High-content screening of natural products reveals novel nuclear export inhibitors.

作者信息

Cautain Bastien, de Pedro Nuria, Murillo Garzón Virginia, Muñoz de Escalona María, González Menéndez Victor, Tormo José R, Martin Jesús, El Aouad Noureddine, Reyes Fernando, Asensio Francisco, Genilloud Olga, Vicente Francisca, Link Wolfgang

机构信息

1Fundación MEDINA, Parque Tecnológico Ciencias de la Salud, Granada, España.

出版信息

J Biomol Screen. 2014 Jan;19(1):57-65. doi: 10.1177/1087057113501389. Epub 2013 Sep 17.

Abstract

Natural products are considered an extremely valuable source for the discovery of new drugs against diverse pathologies. As yet, we have only explored a fraction of the diversity of bioactive compounds, and opportunities for discovering new natural products leading to new drugs are huge. In the present study, U2nesRELOC, a previously established cell-based imaging assay, was employed to screen a collection of extracts of microbial origin for nuclear export inhibition activity. The fluorescent signal of untreated U2nesRELOC cells localizes predominantly to the cytoplasm. Upon treatment with the nuclear export inhibitor leptomycin B, the fluorescent-tagged reporter proteins appear as speckles in the nucleus. A proprietary collection of extracts from fungi, actinomycetes, and unicellular bacteria that covers an uncommonly broad chemical space was used to interrogate this nuclear export assay system. A two-step image-based analysis allowed us to identify 12 extracts with biological activities that are not associated with previously known active metabolites.

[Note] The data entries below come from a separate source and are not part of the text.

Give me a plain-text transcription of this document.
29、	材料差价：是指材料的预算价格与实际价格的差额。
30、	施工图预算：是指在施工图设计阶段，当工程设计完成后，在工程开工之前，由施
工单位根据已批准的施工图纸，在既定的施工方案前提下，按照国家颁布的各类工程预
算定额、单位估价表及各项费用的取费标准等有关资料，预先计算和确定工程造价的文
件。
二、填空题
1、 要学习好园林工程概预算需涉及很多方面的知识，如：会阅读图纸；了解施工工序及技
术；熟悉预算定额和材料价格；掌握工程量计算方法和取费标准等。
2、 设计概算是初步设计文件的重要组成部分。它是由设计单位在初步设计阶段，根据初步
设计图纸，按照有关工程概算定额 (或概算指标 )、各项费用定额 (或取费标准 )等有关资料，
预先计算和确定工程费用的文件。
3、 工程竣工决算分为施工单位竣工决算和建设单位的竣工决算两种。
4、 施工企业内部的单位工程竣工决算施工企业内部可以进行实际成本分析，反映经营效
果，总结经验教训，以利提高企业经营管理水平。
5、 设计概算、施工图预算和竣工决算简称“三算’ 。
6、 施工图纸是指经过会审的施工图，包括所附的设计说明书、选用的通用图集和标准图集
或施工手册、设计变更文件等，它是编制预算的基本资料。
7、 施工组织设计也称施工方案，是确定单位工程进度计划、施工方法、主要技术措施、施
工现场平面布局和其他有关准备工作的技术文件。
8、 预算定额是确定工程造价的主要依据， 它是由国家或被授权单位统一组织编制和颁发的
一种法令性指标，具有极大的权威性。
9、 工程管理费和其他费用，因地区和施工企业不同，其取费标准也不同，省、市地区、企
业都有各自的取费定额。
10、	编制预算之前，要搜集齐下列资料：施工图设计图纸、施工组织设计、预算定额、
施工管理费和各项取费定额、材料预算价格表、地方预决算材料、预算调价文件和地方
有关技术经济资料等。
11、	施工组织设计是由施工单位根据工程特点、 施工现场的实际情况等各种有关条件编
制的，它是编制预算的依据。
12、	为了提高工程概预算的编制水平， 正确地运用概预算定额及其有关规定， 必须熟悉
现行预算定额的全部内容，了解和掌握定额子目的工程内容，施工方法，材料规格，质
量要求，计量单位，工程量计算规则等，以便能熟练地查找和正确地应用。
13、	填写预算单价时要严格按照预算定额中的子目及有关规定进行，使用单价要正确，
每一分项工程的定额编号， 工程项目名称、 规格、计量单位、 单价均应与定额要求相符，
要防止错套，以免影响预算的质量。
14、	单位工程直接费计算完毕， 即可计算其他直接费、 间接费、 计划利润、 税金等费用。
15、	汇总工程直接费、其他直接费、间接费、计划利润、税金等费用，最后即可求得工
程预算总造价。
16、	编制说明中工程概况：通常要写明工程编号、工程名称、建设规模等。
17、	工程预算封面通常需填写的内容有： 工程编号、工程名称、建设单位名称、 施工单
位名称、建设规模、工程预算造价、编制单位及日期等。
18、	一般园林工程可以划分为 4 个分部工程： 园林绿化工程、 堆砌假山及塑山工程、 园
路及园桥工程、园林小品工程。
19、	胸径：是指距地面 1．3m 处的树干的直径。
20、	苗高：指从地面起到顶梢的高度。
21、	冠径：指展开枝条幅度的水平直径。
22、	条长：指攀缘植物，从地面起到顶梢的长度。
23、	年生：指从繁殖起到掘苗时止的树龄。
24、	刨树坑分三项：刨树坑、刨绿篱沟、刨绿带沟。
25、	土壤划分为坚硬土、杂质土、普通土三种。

The fractionation and structural elucidation of active compounds revealed several chemical structures with nuclear export inhibition activity. Here we show that substrates of the nuclear export receptor CRM1, such as Rev, FOXO3a and NF-κB, accumulate in the nucleus in the presence of the fungal metabolite MDN-0105 with an IC50 value of 3.4 µM. Many important processes in tumor formation and progression, as well as in many viral infections, critically depend on the nucleocytoplasmic trafficking of proteins and RNA molecules. Therefore, the disruption of nuclear export is emerging as a novel therapeutic approach with enormous clinical potential. Our work highlights the potential of applying high-throughput phenotypic imaging on natural product extracts to identify novel nuclear export inhibitors.

摘要

天然产物被认为是发现针对各种病理的新药的极其宝贵的来源。迄今为止,我们仅探索了生物活性化合物多样性的一小部分,发现可导致新药的新天然产物的机会巨大。在本研究中,采用先前建立的基于细胞的成像测定法U2nesRELOC,来筛选微生物来源的提取物库,以检测其核输出抑制活性。未处理的U2nesRELOC细胞的荧光信号主要定位于细胞质。在用核输出抑制剂雷帕霉素B处理后,荧光标记的报告蛋白在细胞核中呈现为斑点。使用一个来自真菌、放线菌和单细胞细菌的提取物的专有文库,该文库覆盖了异常广阔的化学空间,来检测这个核输出测定系统。基于图像的两步分析使我们能够鉴定出12种具有生物活性的提取物,这些活性与先前已知的活性代谢物无关。活性化合物的分离和结构解析揭示了几种具有核输出抑制活性的化学结构。在这里,我们表明核输出受体CRM1的底物,如Rev、FOXO3a和NF-κB,在真菌代谢物MDN-0105存在的情况下会在细胞核中积累,IC50值为3.4μM。肿瘤形成和进展以及许多病毒感染中的许多重要过程,严重依赖于蛋白质和RNA分子的核质运输。因此,核输出的破坏正在成为一种具有巨大临床潜力的新型治疗方法。我们的工作突出了对天然产物提取物应用高通量表型成像以鉴定新型核输出抑制剂的潜力。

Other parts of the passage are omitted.